Mas o que será de um exército sem um inimigo? Wilson de Oliveira Neto nos mostra que a definição de um antagonista não era óbvia, obrigando a uma pedagogia política para apontar aos cidadãos quem eram os opositores da pátria. No caso da II Guerra Mundial a imprensa, articulada com a propaganda estado-unidense foi fundamental para transformar os alemães, outrora aliados, no inimigo nazista que deveria ser combatido. Novamente, coloca-se em jogo a legitimidade das ações militares e sua relevância política no cotidiano.

Lucas Mateus Vieira de Godoy Stringuetti, por sua vez, discute como carreiras militares se desdobraram em carreiras políticas, valendo-se para tanto das biografias elogiosas ao brigadeiro Eduardo Gomes. Tendo as biografias surgido no embalo das discussões para apontar o candidato da UDN à presidência da república em 1945, eram menos estudos desinteressados do que peças de propaganda. Nesse sentido, tratavam não apenas de relatar as proezas militares do brigadeiro, mas construir a figura de um líder nacional.

Fechando o dossiê, Marcelo Cardoso examina as escritas acadêmica e institucional produzidas sobre a Polícia Militar Brasileira e Piauiense entre os anos de 1975 e 2010. O autor analisa os distanciamentos e aproximações existentes entre essas narrativas levando em consideração o lugar social de produção e os procedimentos metodológicos utilizados. A partir desse debate, Cardoso apresenta através de seu percurso acadêmico uma proposta para a história acadêmica da Polícia Militar no Piauí.

Além do material do dossiê o leitor conta com a seção de Artigos Livres, que totaliza seis trabalhos autorais. O primeiro deles realiza uma transição entre o militarismo do dossiê e as demais contribuições, ao explorar a utilização de corsários pelo movimento revolucionário e emancipador de Buenos Aires no início do século XIX. Eduardo Sartoretto analisa a participação de marinheiros e oficiais que vendiam seus serviços a favor da revolução, mas também visando a própria sobrevivência. Valendo-se de um diálogo sólido com a historiografia internacional, percebe como a definição da soberania da nação nascente foi atravessada por questões internacionais que se evidenciavam na ação corsária.

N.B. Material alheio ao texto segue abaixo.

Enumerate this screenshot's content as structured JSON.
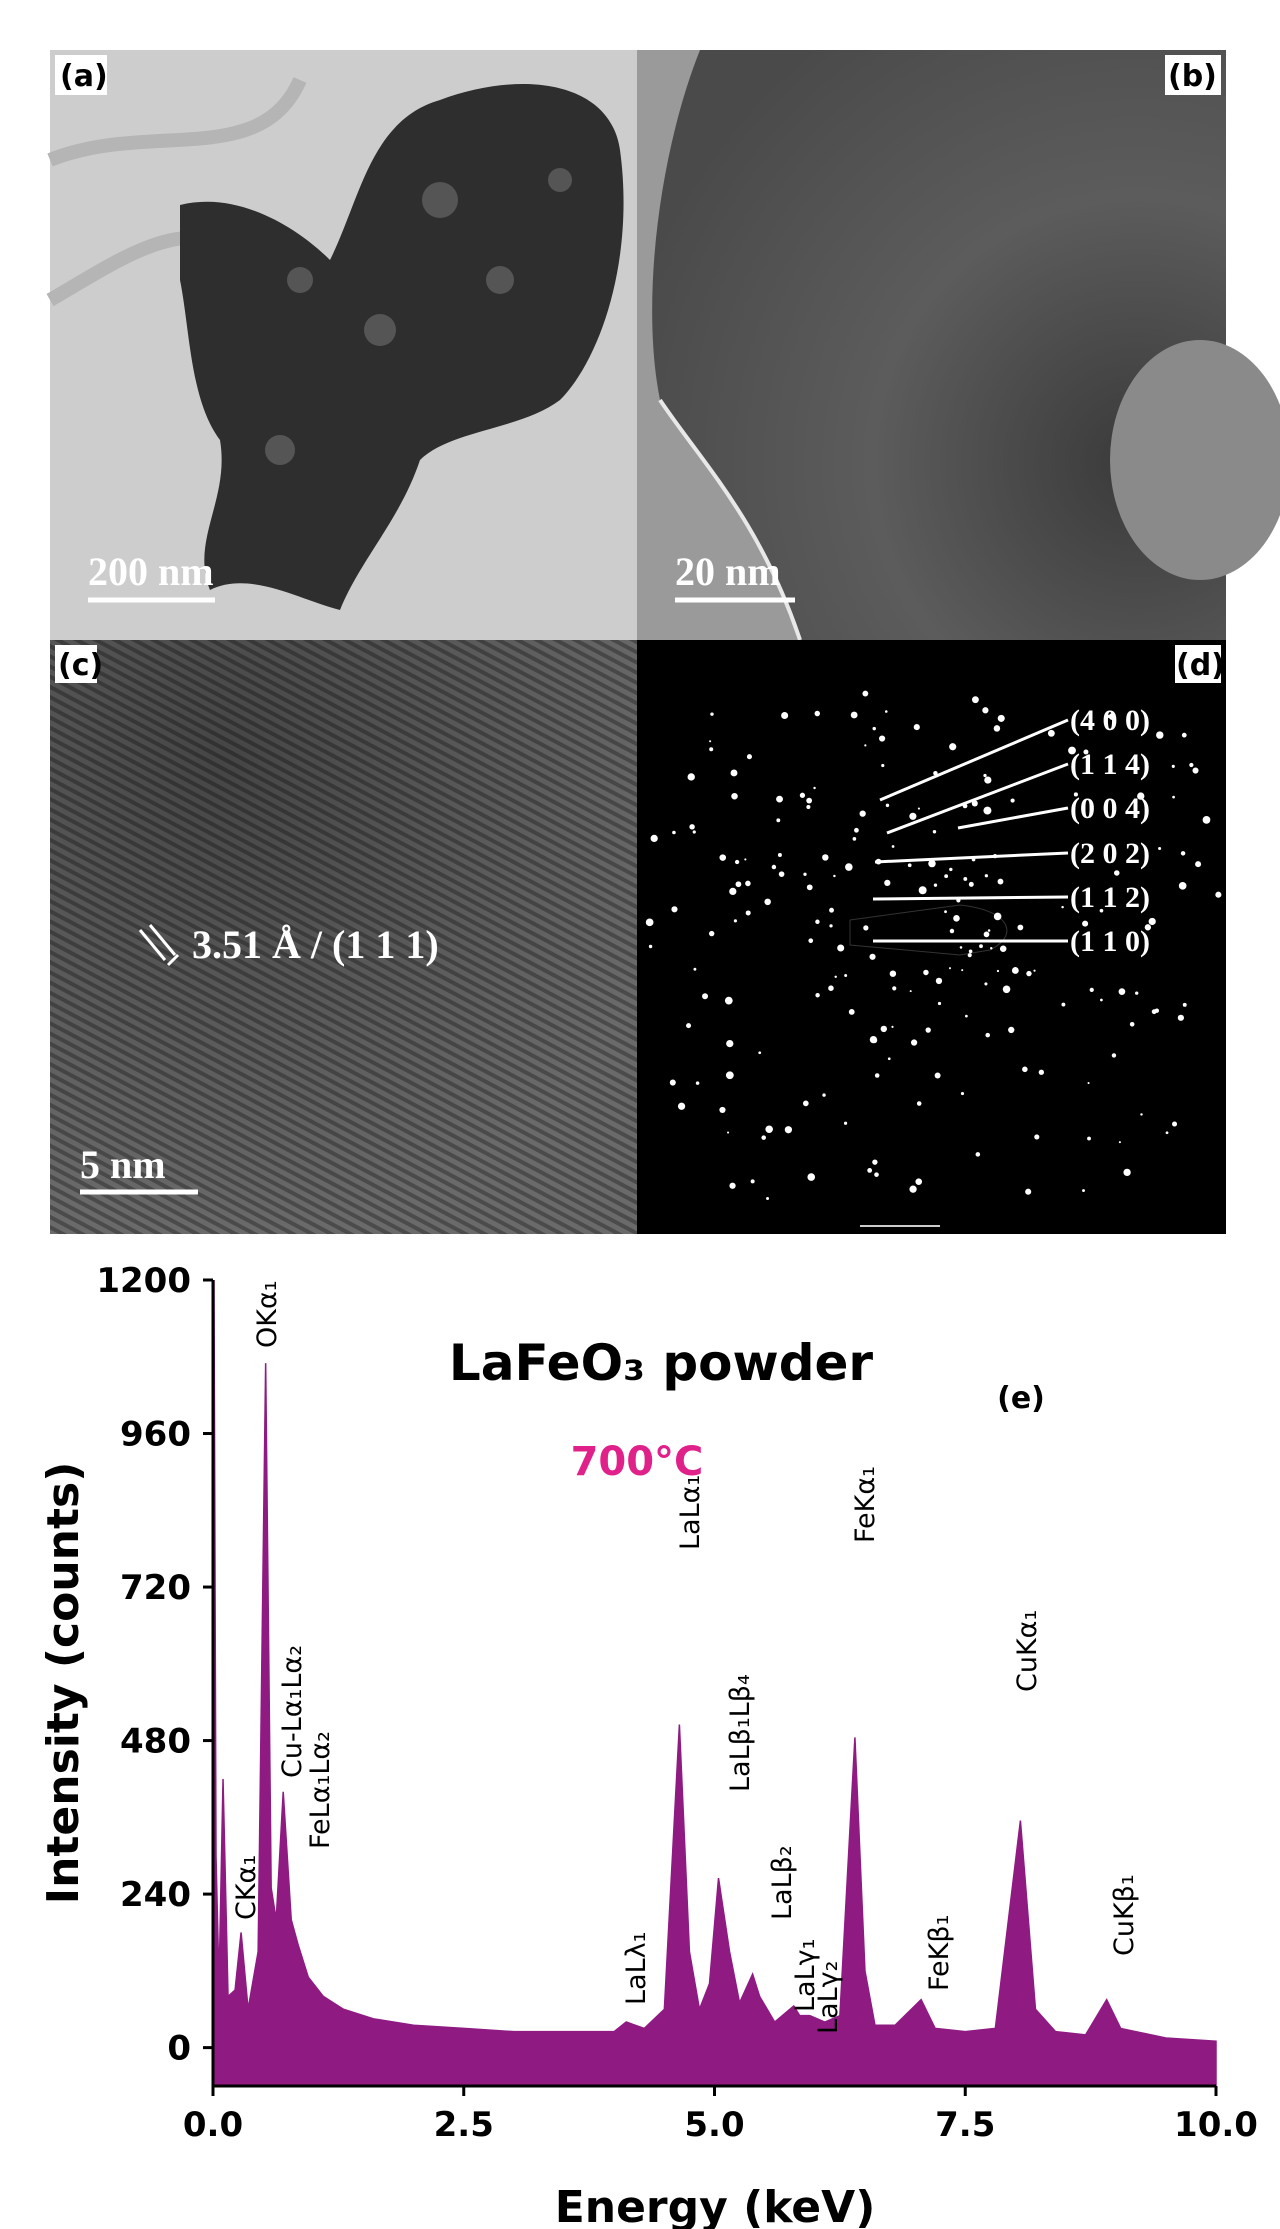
{
  "panels": [
    {
      "label": "(a)",
      "scale_bar": "200 nm"
    },
    {
      "label": "(b)",
      "scale_bar": "20 nm"
    },
    {
      "label": "(c)",
      "scale_bar": "5 nm",
      "annotation": "3.51 Å / (1 1 1)"
    },
    {
      "label": "(d)",
      "spots": [
        "(4 0 0)",
        "(1 1 4)",
        "(0 0 4)",
        "(2 0 2)",
        "(1 1 2)",
        "(1 1 0)"
      ]
    }
  ],
  "chart_data": {
    "type": "area",
    "title": "LaFeO₃ powder",
    "subtitle": "700°C",
    "panel_label": "(e)",
    "x_label": "Energy (keV)",
    "y_label": "Intensity (counts)",
    "color": "#8e1a82",
    "xlim": [
      0,
      10
    ],
    "xticks": [
      {
        "value": 0,
        "label": "0.0"
      },
      2.5,
      {
        "value": 5,
        "label": "5.0"
      },
      7.5,
      {
        "value": 10,
        "label": "10.0"
      }
    ],
    "ylim": [
      -60,
      1200
    ],
    "yticks": [
      0,
      240,
      480,
      720,
      960,
      1200
    ],
    "annotations": [
      "OKα₁",
      "CKα₁",
      "Cu-Lα₁Lα₂",
      "FeLα₁Lα₂",
      "LaLλ₁",
      "LaLα₁",
      "LaLβ₁Lβ₄",
      "LaLβ₂",
      "LaLγ₁",
      "LaLγ₂",
      "FeKα₁",
      "FeKβ₁",
      "CuKα₁",
      "CuKβ₁"
    ],
    "x": [
      0.01,
      0.03,
      0.06,
      0.1,
      0.15,
      0.22,
      0.28,
      0.35,
      0.45,
      0.525,
      0.58,
      0.63,
      0.7,
      0.78,
      0.85,
      0.95,
      1.1,
      1.3,
      1.6,
      2.0,
      2.5,
      3.0,
      3.5,
      4.0,
      4.12,
      4.3,
      4.5,
      4.65,
      4.75,
      4.85,
      4.95,
      5.04,
      5.15,
      5.25,
      5.38,
      5.45,
      5.6,
      5.79,
      5.85,
      5.95,
      6.1,
      6.25,
      6.4,
      6.5,
      6.6,
      6.8,
      7.06,
      7.2,
      7.5,
      7.8,
      8.05,
      8.2,
      8.4,
      8.7,
      8.91,
      9.05,
      9.5,
      10.0
    ],
    "values": [
      1200,
      300,
      100,
      420,
      80,
      90,
      180,
      60,
      150,
      1070,
      250,
      200,
      400,
      200,
      160,
      110,
      80,
      60,
      45,
      35,
      30,
      25,
      25,
      25,
      40,
      30,
      60,
      505,
      150,
      60,
      100,
      265,
      150,
      70,
      115,
      80,
      40,
      65,
      50,
      50,
      40,
      50,
      485,
      120,
      35,
      35,
      75,
      30,
      25,
      30,
      355,
      60,
      25,
      20,
      75,
      30,
      15,
      10
    ]
  }
}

Erick Matheus Bezerra Mendonça Rodrigues retorna ao século XVI para averiguar o quanto a obtenção de informações e sua transformação em conhecimento era fundamental para a monarquia hispânica manter sua dominação sobre territórios ultramarinos. Conhecer para conquistar era uma prática recorrente no mundo moderno e os espanhóis fomentaram o conhecimento científico pautados pelo uso imediato que poderiam lhe dar.

Rodrigo de Morais Guerra também se ocupa de analisar a ação sobre o espaço, mas seu esforço se desenvolve no sentido de uma reflexão teórica em torno de como diferentes historiadores pensaram esta categoria. Procurando distanciar-se de uma perspectiva na qual o espaço seria tão somente o palco da ação humana o autor enfrenta o desafio de contrastar nomes díspares como Koselleck, Foucault e Benedict Anderson, entre outros.

As políticas públicas são objeto em dois artigos distintos. Werbeth Serejo Belo se ocupa do sistema de proteção social em Portugal, no início do século XX. Joseanne Zingleara Soares Marinho tem por recortes o Piauí entre 1930 e 1945, estudando a saúde maternoinfantil. Em ambos os casos há uma preocupação com grupos muitas vezes excluídos da história, embora as categorias de análise sejam diferentes: o trabalho e a divisão social para o primeiro, o gênero para a segunda.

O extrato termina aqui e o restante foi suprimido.